The accompanying symptoms
The symptoms that accompany diarrhea and fever are usually other general symptoms. For example, diarrhea is often accompanied by abdominal pain and flatulence. The abdominal pain can be so severe that stomach and abdominal cramps develop.
Headaches can also occur, especially if the infection means that not enough fluid is absorbed. Fever also often leads to tiredness, exhaustion and aching limbs. Pain in the limbs in combination with fever is a typical symptom of infectious diseases caused by bacteria or viruses.
Diarrhea and fever and additional aching limbs are often caused by gastroenteritis (inflammation of the gastrointestinal tract) or gastroenteritis. In most cases the disease heals on its own after a few days. The most important therapy is the adequate intake of fluids, since a lot of water is lost through diarrhoea.

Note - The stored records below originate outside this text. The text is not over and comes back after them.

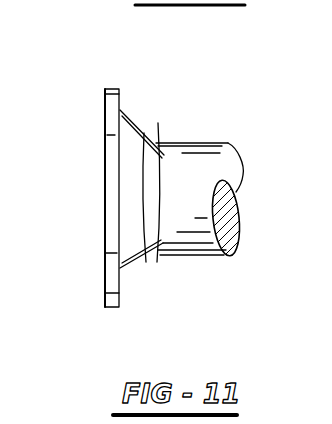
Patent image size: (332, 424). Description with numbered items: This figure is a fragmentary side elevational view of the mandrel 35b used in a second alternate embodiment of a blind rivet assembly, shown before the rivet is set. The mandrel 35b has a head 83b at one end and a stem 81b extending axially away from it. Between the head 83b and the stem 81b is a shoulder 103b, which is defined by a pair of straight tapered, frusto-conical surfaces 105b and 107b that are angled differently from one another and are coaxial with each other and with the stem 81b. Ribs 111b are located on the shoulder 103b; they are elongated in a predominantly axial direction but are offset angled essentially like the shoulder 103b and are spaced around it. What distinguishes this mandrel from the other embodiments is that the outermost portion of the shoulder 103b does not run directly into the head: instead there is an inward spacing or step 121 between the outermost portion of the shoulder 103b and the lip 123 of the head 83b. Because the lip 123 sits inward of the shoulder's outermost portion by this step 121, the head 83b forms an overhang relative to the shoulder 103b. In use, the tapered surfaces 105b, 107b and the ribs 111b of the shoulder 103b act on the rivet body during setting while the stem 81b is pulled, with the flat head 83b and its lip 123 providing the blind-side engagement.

The mandrel 35b is at (256, 115).
The head 83b is at (105, 183).
The inward spacing or step 121 is at (121, 112).
The lip 123 is at (114, 268).
The tapering surface 105b is at (137, 121).
The tapering surface 107b is at (163, 124).
The ribs 111b is at (148, 255).
The shoulder 103b is at (126, 260).
The stem 81b is at (220, 173).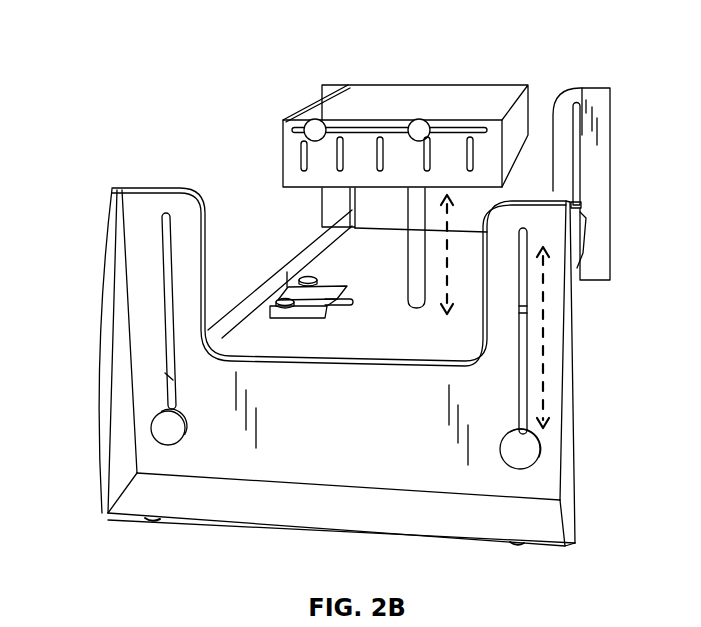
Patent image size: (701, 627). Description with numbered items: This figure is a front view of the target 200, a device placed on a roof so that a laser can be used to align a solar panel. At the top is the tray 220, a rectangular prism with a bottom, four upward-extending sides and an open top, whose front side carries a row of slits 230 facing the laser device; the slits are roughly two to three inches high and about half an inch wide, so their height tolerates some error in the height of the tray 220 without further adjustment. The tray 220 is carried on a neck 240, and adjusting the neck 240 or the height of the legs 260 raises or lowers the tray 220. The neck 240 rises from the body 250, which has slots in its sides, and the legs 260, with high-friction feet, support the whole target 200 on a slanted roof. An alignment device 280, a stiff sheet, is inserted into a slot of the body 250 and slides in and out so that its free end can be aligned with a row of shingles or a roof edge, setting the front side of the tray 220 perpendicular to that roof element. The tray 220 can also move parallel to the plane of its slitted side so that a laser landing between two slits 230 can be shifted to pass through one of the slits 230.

The target 200 is at (479, 58).
The tray 220 is at (283, 167).
The slits 230 is at (470, 150).
The neck 240 is at (407, 205).
The body 250 is at (353, 330).
The legs 260 is at (147, 340).
The alignment device 280 is at (328, 280).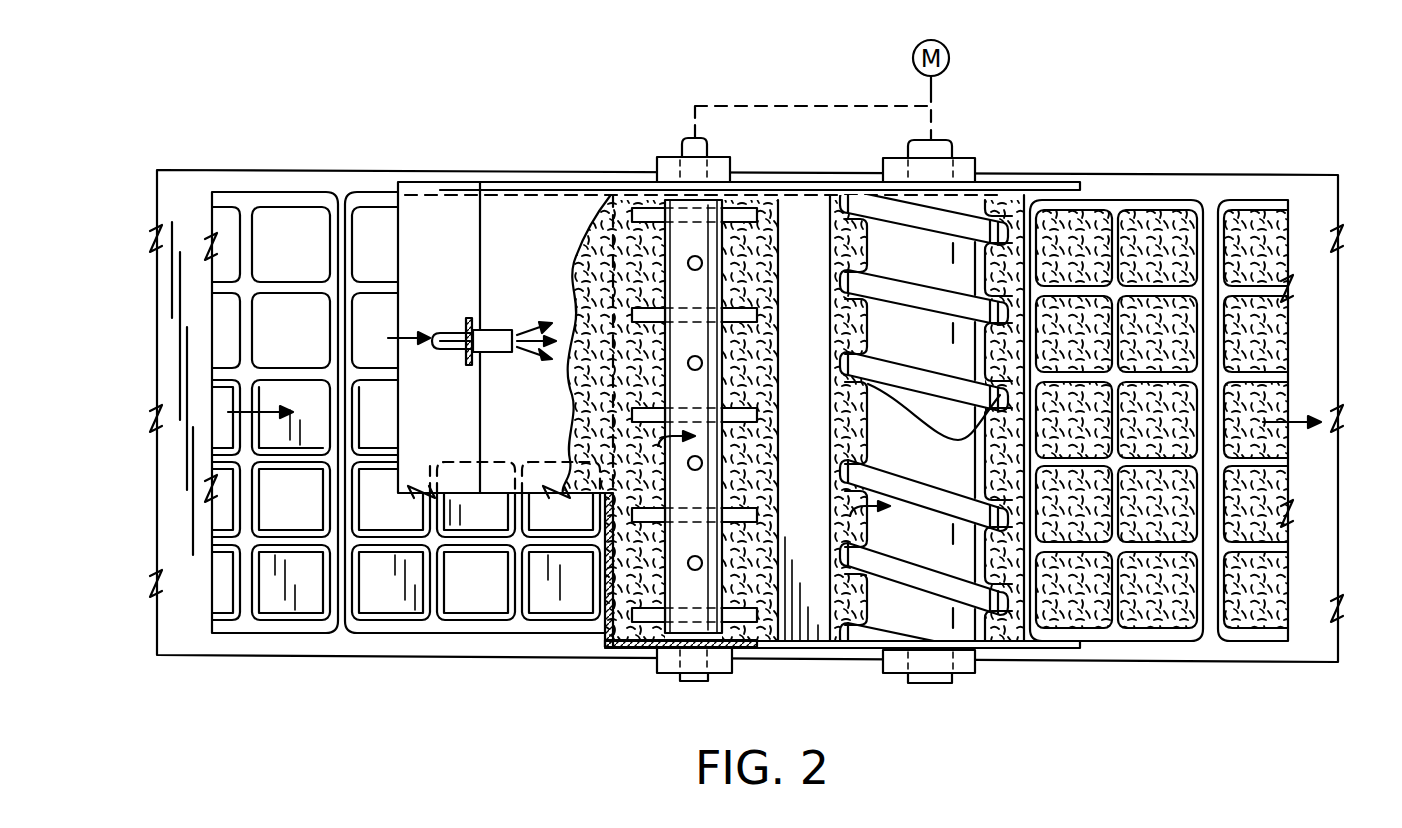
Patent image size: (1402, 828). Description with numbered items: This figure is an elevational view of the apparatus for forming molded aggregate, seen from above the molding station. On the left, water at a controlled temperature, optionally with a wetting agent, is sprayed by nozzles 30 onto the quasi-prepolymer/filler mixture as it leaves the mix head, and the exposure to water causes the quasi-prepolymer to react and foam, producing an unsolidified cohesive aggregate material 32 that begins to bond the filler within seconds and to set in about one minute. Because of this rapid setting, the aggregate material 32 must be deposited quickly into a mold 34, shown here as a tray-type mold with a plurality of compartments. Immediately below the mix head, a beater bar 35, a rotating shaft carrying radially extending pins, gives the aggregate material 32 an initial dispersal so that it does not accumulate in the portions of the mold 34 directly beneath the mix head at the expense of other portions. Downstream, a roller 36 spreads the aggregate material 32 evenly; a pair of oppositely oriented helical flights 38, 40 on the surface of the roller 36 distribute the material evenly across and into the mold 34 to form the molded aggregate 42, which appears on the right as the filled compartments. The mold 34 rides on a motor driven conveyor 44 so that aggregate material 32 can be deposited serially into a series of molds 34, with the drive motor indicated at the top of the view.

You can find more information about gastroenteritis here. Headaches can be triggered by various mechanisms in diarrhea and fever. Once you have caught a pathogen that causes diarrhea and fever, the whole body is usually busy with the immune defense against this pathogen.
This leads to complaints such as tiredness, exhaustion and poor performance, which are also accompanied by headaches. Especially in diarrheal diseases, headaches can be aggravated by another mechanism: Affected persons lose a particularly large amount of fluid through liquid bowel movements. In addition, the fever causes additional fluid to be sweated out.
If it is not possible to drink and eat enough water, tea and soup to compensate for this loss of fluid, headaches can also occur. Abdominal pain is a symptom that is very often accompanied by diarrhoea. In infectious diarrhoea, the pain can be localized at a certain point in the abdomen, for example in the stomach area, or it can be unspecifically distributed in the abdominal cavity.It is not uncommon for cramp-like pain to occur, caused by the sudden cramping of the intestinal muscles.
Chronic inflammatory bowel diseases also frequently cause abdominal pain in addition to diarrhea and fever. While the pain in ulcerative colitis can occur in various places, the symptoms in Crohn’s disease often begin in the right lower abdomen. In the case of appendicitis, too, the complaints lie in the lower right abdomen and can be detected by various examination methods.